The Panhellenic Seamen's Union (PNO) is protesting against a labour reform that allows ferry owners to regulate the number of crew members depending on the distance of the voyage.
The union also notes that its sector is suffering heavy unemployment while some 2,000 of its members have been unpaid by employers for six months.
PNO had decided to extend the six-day mobilisation for another 48 hours before the government crackdown.
"The government made every possible effort to satisfy the maritime workers' demands," Merchant Marine Minister Costis Moussouroulis told reporters on Tuesday.
"Unfortunately, petty politics have left no room for dialogue," Moussouroulis said.
Greece's largest private-sector union GSEE has called an Athens-wide strike on Wednesday in support of PNO, a move that will disrupt public transport in the capital.

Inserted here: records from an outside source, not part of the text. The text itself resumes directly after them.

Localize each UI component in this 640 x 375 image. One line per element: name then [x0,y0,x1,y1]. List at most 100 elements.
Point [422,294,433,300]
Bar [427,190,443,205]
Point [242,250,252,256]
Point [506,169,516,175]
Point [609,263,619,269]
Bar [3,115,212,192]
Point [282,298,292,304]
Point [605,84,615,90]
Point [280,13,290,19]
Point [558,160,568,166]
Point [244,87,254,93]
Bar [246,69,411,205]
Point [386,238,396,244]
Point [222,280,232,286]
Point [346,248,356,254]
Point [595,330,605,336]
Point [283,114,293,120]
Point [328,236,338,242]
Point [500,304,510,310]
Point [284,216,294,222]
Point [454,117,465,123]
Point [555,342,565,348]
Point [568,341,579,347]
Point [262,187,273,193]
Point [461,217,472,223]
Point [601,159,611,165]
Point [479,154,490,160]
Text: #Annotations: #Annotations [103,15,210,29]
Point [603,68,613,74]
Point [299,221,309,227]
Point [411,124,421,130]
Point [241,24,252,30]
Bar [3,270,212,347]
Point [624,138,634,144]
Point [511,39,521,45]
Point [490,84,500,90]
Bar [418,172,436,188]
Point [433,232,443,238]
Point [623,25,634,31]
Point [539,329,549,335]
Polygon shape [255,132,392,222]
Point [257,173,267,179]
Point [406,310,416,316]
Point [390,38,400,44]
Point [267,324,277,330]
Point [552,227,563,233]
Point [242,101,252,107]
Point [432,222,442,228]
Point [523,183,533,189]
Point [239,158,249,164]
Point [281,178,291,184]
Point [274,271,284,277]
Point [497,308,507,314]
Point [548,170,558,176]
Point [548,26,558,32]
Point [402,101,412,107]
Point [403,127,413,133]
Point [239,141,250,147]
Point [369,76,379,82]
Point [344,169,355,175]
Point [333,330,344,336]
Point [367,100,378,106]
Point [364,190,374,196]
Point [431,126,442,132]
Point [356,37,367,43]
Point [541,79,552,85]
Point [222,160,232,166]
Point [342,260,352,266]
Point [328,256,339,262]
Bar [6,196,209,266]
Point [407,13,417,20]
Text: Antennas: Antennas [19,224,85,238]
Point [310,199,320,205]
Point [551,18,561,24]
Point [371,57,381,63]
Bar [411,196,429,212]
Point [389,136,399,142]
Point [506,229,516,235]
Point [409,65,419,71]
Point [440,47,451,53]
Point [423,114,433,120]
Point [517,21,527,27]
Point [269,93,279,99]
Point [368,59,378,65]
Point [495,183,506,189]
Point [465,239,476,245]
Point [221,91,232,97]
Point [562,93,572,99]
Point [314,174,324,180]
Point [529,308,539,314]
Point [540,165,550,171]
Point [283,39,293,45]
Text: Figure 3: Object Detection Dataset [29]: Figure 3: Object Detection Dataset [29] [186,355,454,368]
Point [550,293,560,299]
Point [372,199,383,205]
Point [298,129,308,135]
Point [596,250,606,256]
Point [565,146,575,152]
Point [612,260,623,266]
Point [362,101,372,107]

The seamen's strike had cut off Greece's islands from resupplying with goods and medicine.
An island trade association on Tuesday pleaded with the seamen to end their mobilisation.
"The islands have reached their limits," the Cycladic chamber of commerce said in a statement, adding: "This undeclared war must end."
PNO claims that unemployment in the sector has hit more than 7,000 maritime workers, out of a total of 15,000 active workers.
As the coalition government tries to implement a harsh austerity programme demanded by international creditors in return for vital rescue loans, it has had to deal with waves of strikes.
Riot police had also been sent in January to break a strike by Athens metro staff that had paralysed the network for nine days.